General Mills' Hillman cited a June 2004 study by Datassentials Healthy Profits indicating that a lack of options perceived as healthier is the number one reason that consumers eat less from vending machines, and that 44% of consumers view snacking as a healthy way to curb appetite. The study also showed that 28% of foodservice operators are "very/extremely likely" to begin offering "healthy" snack items in the next year.
"We noticed the trend that consumers were increasingly looking to eat better and live healthier, and vending is the most convenient way to attain a snack; it's at consumers' fingertips at work, at the gym, at a hospital," Hillman told VT. "So our objective was to help vending operators provide more variety for healthy diets in their machines, to help consumers eat better, live better and feel better."

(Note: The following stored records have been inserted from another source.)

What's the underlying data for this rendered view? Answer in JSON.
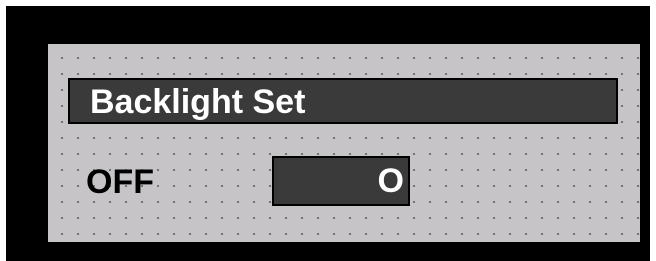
{
  "panel": {
    "title": "Backlight Set",
    "status_label": "OFF",
    "value": "O"
  },
  "colors": {
    "bezel": "#000000",
    "screen_background": "#c6c4c7",
    "dot_grid": "#5e5e5e",
    "field_background": "#3a3a3a",
    "field_text": "#ffffff",
    "label_text": "#000000"
  }
}
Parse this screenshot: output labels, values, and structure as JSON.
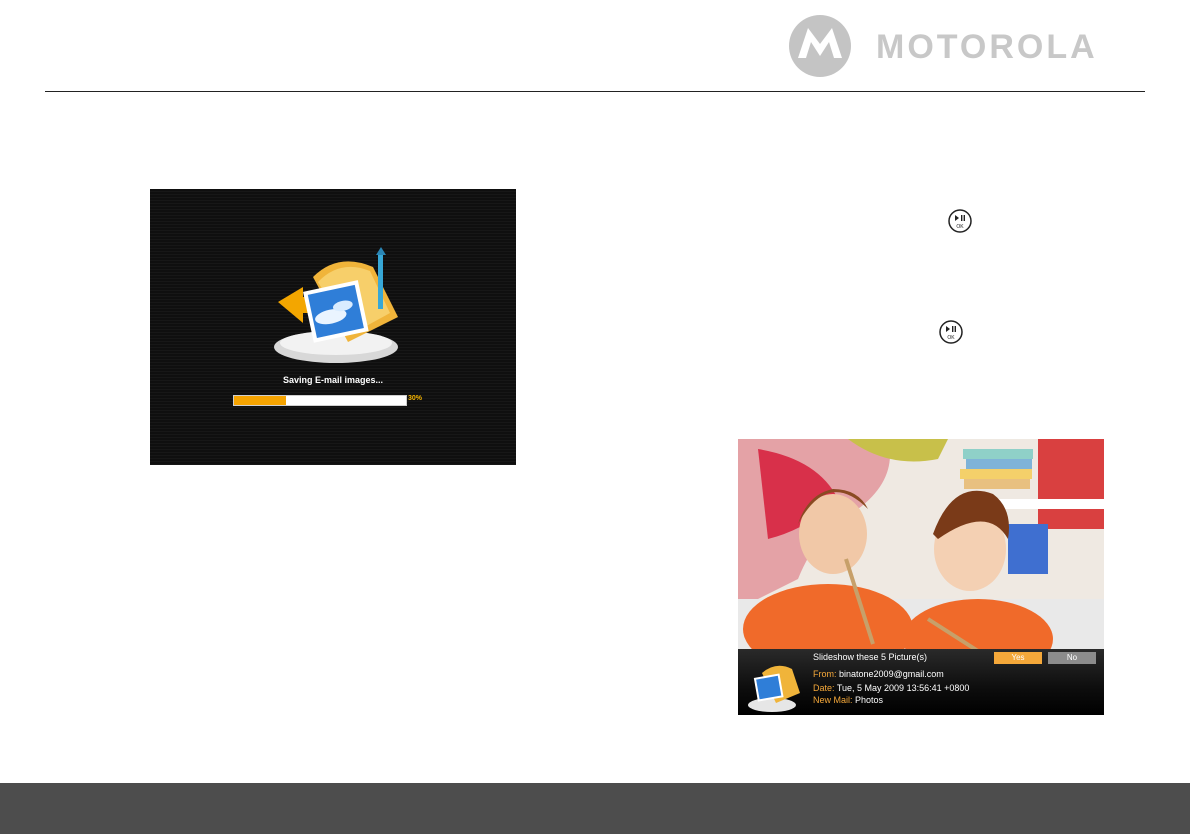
{
  "brand": {
    "name": "MOTOROLA"
  },
  "colors": {
    "accent": "#f5a300",
    "footer": "#4d4d4d",
    "logo_gray": "#c8c8c8"
  },
  "saving_screen": {
    "message": "Saving E-mail images...",
    "progress_label": "30%",
    "progress": 0.3
  },
  "ok_button_icon": "play-pause-ok-icon",
  "mail_screen": {
    "prompt": "Slideshow these 5 Picture(s)",
    "yes_label": "Yes",
    "no_label": "No",
    "from_label": "From:",
    "from_value": "binatone2009@gmail.com",
    "date_label": "Date:",
    "date_value": "Tue, 5 May 2009 13:56:41 +0800",
    "newmail_label": "New Mail:",
    "newmail_value": "Photos"
  }
}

General Mills offers vending operators a Wholesome Snack Choices guide that explains the easily-recognized symbols denoting items that are excellent or good sources of calcium, whole grains, or vitamin C, those that are cholesterol-free, and those that meet California's stringent SB 19 criteria as well as Texas school nutrition standards. The guide also offers a quick reference to select nutritional information on all of General Mills wholesome products.
General Mills' wholesome products include "Chex Mix," "Pop Secret Light" popcorn, "Nature Valley" granola bars in a variety of flavors, "Sunkist Fruit and Grain Bars," "Team Cheerios' and "Trix" whole grain cereal bars, "Cocoa Puffs" and "Honey Nut Cheerios" Milk 'n Cereal Bars, "Fruit Shapes" fruit snacks, "Big G Cereals," and "Yoplait" and "Colombo" yogurts.